So off I went to the doctor’s again to find out about my brain. For those of you who may not know, I have been suffering debilitating headaches since May, and they are now at the point where they don’t go away. Yes that’s right, the nausea and vertigo inducing headaches no longer cease, I wake with it, and try to fall asleep to it’s throbbings. As a positive side affect though, I am losing weigh since eating is far from my mind at any given moment, and nothing seems appealing.
My CT scan came back normal, Praise God! So now I’m off to the neurologist, it should be a pleasent way to spend my 10th anniversary, I think, since my apointment is on the 24th.
Until then I have started Paxil to help alleviate these chronic headaches. Which should really be no big deal right?
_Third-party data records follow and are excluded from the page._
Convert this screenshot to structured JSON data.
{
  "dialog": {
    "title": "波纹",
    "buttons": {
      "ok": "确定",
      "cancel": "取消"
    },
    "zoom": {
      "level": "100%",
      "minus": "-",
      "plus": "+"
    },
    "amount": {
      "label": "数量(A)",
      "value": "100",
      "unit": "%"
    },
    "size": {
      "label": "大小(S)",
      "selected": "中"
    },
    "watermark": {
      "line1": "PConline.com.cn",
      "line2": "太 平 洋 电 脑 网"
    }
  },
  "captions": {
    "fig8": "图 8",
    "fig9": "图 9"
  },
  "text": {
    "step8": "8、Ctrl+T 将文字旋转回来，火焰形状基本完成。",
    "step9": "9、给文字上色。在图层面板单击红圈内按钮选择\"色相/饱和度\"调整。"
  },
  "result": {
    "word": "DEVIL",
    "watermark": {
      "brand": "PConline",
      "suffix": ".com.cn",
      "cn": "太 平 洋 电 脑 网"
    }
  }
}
But I feel strange about it. I have been though many bouts of depression in my life, some bad ,some mild, and worked it through without chemical help. When Kate died I worked hard with two support groups, my Dr., and a personal grief therapist to make it thorough without the use of antidepressants. I have no real reason to feel so adverse to them, I don’t view their users as weak, many people I love have or are using them. I guess I’m just reserved, worried perhaps, that I will feel better overall if I take them proving that I’m not as strong or willfully happy as I think.
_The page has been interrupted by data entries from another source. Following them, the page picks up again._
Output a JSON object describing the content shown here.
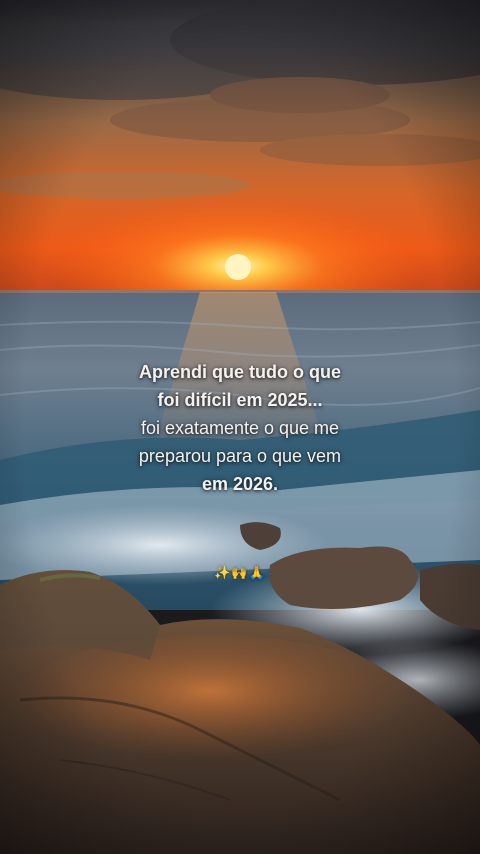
{
  "caption": {
    "line1": "Aprendi que tudo o que",
    "line2": "foi difícil em 2025...",
    "line3": "foi exatamente o que me",
    "line4": "preparou para o que vem",
    "line5": "em 2026."
  },
  "emojis": "✨🙌🙏",
  "colors": {
    "sun": "#ffe27a",
    "sky_orange": "#e8641f",
    "sea": "#4a6e86",
    "rock": "#5a4637"
  }
}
And then there are the nursing concerns. I am so happily a nursing mom that I’m not really ready to stop, and yet I certainly don’t want my baby ingesting any brain function altering drugs. Supposedly this is a safe one, and I can still nurse, yet I’m cautious.
So all in all it’s good news, we may have found the answer in taking this new drug, we just have to wait a few weeks. Hey, what’s a few weeks more anyway? And my CT is normal so I can stop worring about all the things those of you who know me well can imagine I was playing through my already painful head.